雖然同伴只是隨口一說,但鐘學長的臉色頓時就不好了,他笑了笑,但再瞧向石像上的南羽時,眼底陰沉沉的,后牙槽磨了磨,暗搓搓希望對方腳下打滑掉下來。這么光滑的石像,掉下來的可能性很大。
鐘學長不著痕跡地挪了一步,如果對方掉下來,他站的角度剛好可以接住。
正在攀爬的南羽腳下突然一個打滑,身體失重朝下滑落,鐘學長立刻張開雙手,眾人嘩然,張嘉玉更是嚇得尖叫出聲。
慶幸的是南羽的身體朝下滑落一截后,手上抓住了一塊凸起,腳上也蹬住了一塊朝外延伸的石頭,石頭雖然有些光滑,但總算被她踩住了。
嚇出一身冷汗的南羽,整個身體緊緊扒拉在石像上一動也不動,她甚至覺著自己好像去鬼門關溜達了一圈。
站在下面的張嘉玉嚇得快哭了,后悔自己剛剛沒有拉住南羽,她捂著嘴顫聲道,“南羽你要不下來吧,別再往上爬了。”
鐘學長也故作大方的說“一個游戲而已,不至于這么拼命,南學妹你還是趕緊下來吧,這荒郊野嶺,要是掉下來摔斷胳膊腿就得不償失了。”
他不說話還好,他一說話,陰陽怪氣的聲音令南羽胸口如憋了口惡氣。
她緩了緩神,不再理會那些喊她下去的聲音,仰頭瞧去,她離石像的嘴很近了,只要再往上爬一點就能夠到,這個時候半途而廢有點得不償失。

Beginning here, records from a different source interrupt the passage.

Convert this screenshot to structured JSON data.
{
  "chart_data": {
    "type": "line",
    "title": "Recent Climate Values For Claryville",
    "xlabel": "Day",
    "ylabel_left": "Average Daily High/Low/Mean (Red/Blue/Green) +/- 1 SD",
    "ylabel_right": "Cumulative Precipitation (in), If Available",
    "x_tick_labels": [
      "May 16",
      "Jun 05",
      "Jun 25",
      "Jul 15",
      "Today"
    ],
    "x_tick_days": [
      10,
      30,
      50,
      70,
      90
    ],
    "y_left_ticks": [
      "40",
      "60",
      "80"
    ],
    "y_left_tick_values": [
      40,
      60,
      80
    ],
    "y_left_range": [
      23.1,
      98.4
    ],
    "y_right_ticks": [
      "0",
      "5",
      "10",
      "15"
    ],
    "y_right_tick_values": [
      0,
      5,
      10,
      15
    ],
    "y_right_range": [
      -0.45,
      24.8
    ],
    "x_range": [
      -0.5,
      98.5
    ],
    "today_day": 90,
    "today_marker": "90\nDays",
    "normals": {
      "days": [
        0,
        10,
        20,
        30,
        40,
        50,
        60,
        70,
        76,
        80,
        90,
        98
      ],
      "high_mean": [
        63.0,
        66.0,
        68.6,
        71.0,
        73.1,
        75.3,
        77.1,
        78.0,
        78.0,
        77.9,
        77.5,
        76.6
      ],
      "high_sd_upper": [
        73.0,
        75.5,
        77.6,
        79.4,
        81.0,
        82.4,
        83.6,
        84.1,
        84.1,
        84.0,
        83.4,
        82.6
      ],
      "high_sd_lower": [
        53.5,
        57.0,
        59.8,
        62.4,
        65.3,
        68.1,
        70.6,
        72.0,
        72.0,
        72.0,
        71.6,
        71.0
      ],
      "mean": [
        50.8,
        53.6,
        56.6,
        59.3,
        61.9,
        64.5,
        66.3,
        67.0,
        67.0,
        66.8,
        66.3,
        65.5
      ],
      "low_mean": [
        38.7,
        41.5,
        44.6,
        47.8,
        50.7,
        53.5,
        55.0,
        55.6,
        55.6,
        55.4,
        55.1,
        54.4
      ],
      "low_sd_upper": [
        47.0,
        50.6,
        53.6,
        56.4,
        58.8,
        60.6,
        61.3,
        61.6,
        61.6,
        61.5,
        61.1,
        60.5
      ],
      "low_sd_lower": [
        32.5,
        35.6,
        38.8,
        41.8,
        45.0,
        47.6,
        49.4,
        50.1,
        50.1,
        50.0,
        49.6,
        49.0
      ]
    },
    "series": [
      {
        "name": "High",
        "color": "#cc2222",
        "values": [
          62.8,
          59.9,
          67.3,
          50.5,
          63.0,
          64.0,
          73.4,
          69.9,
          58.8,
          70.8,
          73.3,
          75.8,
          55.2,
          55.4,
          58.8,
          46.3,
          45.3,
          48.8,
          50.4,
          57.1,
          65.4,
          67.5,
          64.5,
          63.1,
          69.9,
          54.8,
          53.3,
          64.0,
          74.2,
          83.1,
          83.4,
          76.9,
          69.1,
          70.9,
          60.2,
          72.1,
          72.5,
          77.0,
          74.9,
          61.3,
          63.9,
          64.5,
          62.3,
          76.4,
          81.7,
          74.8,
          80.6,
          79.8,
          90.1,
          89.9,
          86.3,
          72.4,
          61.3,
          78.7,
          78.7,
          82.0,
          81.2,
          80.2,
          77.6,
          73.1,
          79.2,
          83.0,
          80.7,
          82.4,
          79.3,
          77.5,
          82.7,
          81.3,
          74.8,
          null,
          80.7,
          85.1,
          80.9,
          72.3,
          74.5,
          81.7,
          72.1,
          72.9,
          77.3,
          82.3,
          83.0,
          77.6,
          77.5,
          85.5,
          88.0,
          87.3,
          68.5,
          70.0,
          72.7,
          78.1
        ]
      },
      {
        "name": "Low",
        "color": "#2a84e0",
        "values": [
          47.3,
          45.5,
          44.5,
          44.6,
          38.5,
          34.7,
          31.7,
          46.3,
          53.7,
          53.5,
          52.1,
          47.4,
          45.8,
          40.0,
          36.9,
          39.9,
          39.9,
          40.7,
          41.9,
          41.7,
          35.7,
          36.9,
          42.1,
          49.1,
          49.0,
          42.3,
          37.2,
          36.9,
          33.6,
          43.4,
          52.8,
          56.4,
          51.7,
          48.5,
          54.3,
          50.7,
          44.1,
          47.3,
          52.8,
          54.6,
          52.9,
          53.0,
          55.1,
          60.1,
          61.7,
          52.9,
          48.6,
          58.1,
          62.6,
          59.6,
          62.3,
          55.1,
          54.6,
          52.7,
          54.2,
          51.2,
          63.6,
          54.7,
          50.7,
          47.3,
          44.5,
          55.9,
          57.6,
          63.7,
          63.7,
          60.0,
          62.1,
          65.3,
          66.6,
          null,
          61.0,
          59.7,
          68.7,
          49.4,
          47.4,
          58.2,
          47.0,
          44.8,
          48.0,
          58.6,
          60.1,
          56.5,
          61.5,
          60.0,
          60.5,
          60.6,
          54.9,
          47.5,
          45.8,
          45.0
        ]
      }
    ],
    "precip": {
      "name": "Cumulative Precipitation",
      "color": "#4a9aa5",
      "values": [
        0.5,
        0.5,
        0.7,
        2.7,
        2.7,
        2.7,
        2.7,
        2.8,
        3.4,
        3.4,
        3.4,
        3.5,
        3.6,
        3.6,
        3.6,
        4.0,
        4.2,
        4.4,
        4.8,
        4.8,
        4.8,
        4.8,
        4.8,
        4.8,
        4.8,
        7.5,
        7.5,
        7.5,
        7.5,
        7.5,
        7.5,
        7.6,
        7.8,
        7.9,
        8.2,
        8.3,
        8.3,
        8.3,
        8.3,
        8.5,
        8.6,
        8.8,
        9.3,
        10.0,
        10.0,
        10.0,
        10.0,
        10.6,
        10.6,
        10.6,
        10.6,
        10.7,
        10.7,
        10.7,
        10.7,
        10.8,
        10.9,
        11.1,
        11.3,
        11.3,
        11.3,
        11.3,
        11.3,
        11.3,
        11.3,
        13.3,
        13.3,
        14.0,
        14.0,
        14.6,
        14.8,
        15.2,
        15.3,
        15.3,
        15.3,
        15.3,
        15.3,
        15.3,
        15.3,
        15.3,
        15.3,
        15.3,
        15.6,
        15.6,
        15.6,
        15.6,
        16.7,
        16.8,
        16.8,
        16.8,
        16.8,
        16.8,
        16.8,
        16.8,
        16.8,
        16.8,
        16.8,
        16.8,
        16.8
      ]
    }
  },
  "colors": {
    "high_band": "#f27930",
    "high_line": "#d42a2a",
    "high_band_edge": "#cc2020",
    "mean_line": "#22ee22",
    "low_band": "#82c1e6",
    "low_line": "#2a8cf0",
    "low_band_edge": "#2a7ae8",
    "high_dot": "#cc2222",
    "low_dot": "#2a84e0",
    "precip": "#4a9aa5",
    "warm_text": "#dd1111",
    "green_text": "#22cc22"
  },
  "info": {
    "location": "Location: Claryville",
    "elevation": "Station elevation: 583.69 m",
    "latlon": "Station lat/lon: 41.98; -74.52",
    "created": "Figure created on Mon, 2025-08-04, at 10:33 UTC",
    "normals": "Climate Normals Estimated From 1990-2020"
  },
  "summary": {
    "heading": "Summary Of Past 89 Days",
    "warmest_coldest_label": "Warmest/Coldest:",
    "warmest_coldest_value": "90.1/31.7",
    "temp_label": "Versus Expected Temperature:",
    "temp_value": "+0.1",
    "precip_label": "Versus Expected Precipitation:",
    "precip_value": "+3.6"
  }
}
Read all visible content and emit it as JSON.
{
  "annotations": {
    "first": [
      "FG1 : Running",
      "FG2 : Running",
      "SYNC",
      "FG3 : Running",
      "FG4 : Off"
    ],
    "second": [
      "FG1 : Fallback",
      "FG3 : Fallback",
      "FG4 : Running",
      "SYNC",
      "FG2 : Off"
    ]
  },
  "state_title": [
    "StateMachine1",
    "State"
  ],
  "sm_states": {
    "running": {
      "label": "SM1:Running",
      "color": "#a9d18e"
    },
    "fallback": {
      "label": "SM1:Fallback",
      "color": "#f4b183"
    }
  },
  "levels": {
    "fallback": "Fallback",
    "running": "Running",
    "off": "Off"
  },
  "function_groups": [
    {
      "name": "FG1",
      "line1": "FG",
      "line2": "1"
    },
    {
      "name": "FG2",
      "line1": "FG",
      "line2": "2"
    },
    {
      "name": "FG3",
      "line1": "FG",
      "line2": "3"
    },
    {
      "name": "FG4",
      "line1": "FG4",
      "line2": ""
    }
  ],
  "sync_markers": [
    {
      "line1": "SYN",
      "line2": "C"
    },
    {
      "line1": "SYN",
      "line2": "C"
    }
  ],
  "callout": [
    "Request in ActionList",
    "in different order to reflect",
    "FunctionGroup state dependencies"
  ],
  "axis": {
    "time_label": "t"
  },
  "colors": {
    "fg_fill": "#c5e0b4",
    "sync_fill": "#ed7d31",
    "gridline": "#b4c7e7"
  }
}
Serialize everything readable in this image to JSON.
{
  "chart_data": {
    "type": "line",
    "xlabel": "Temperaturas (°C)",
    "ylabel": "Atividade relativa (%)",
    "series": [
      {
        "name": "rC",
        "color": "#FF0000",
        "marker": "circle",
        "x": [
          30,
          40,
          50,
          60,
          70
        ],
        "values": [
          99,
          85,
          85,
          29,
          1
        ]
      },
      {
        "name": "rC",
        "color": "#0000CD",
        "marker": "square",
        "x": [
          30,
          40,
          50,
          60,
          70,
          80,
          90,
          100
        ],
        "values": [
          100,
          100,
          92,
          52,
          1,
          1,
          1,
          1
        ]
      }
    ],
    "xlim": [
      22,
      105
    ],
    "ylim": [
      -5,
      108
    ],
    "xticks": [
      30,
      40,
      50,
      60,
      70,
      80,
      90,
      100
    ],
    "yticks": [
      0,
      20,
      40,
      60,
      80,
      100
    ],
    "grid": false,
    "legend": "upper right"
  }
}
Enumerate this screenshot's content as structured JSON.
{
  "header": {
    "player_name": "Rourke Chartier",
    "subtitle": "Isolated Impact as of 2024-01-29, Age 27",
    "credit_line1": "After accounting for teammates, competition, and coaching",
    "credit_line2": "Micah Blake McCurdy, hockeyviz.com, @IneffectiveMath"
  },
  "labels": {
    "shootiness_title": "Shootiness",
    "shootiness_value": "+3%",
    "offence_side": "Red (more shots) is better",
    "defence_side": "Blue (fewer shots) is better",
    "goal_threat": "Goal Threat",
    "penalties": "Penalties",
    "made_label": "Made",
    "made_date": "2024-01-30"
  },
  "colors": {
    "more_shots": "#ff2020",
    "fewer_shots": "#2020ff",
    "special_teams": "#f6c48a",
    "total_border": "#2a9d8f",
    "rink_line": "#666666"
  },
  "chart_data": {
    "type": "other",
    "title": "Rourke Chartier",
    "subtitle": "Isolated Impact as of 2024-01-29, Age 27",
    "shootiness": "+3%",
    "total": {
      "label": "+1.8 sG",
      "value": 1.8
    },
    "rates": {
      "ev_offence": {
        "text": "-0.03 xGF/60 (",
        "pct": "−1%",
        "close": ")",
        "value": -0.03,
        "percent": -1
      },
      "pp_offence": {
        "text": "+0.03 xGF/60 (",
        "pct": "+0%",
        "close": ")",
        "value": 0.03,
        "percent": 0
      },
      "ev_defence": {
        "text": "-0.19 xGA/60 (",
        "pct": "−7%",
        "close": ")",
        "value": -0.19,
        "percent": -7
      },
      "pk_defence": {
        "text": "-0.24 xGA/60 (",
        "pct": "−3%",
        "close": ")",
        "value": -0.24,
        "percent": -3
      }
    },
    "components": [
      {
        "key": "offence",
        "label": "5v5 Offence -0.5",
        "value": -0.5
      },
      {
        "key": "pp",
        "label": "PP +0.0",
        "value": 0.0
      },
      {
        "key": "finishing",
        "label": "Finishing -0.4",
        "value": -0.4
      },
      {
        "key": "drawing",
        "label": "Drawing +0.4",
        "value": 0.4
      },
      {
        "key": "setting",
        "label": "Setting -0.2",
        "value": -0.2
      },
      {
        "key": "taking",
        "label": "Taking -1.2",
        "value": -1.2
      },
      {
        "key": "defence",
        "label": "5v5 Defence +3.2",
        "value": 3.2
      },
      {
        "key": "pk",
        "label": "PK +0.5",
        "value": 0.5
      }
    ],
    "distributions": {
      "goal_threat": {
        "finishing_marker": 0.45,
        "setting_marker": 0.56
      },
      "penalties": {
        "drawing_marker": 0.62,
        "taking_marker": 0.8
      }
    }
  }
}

有了剛剛掉下去的驚險,這次南羽爬得更加小心翼翼,整個身體緊貼在石像上慢慢挪動。
石像冰冷,她像是貼在了一塊冰疙瘩上,寒意透過衣服浸潤她的肌膚,令她冷的直發抖。
而且她因為胸大,這樣緊貼著冷硬的石像一點都不舒適,尤其是在貼著往上爬,胸口被不停的蹭,有點刺疼
不過南羽并沒多想,她甚至沒察覺到,自己踩著的那些凸起在緩緩移動調整角度,才不至于令她掉落。
終于,她爬到了石像最中間頭顱位置。
這石像有三個腦袋,最中間的腦袋離南羽最近,而且這顆腦袋低垂著,南羽只要稍微抬抬頭,就能親上去。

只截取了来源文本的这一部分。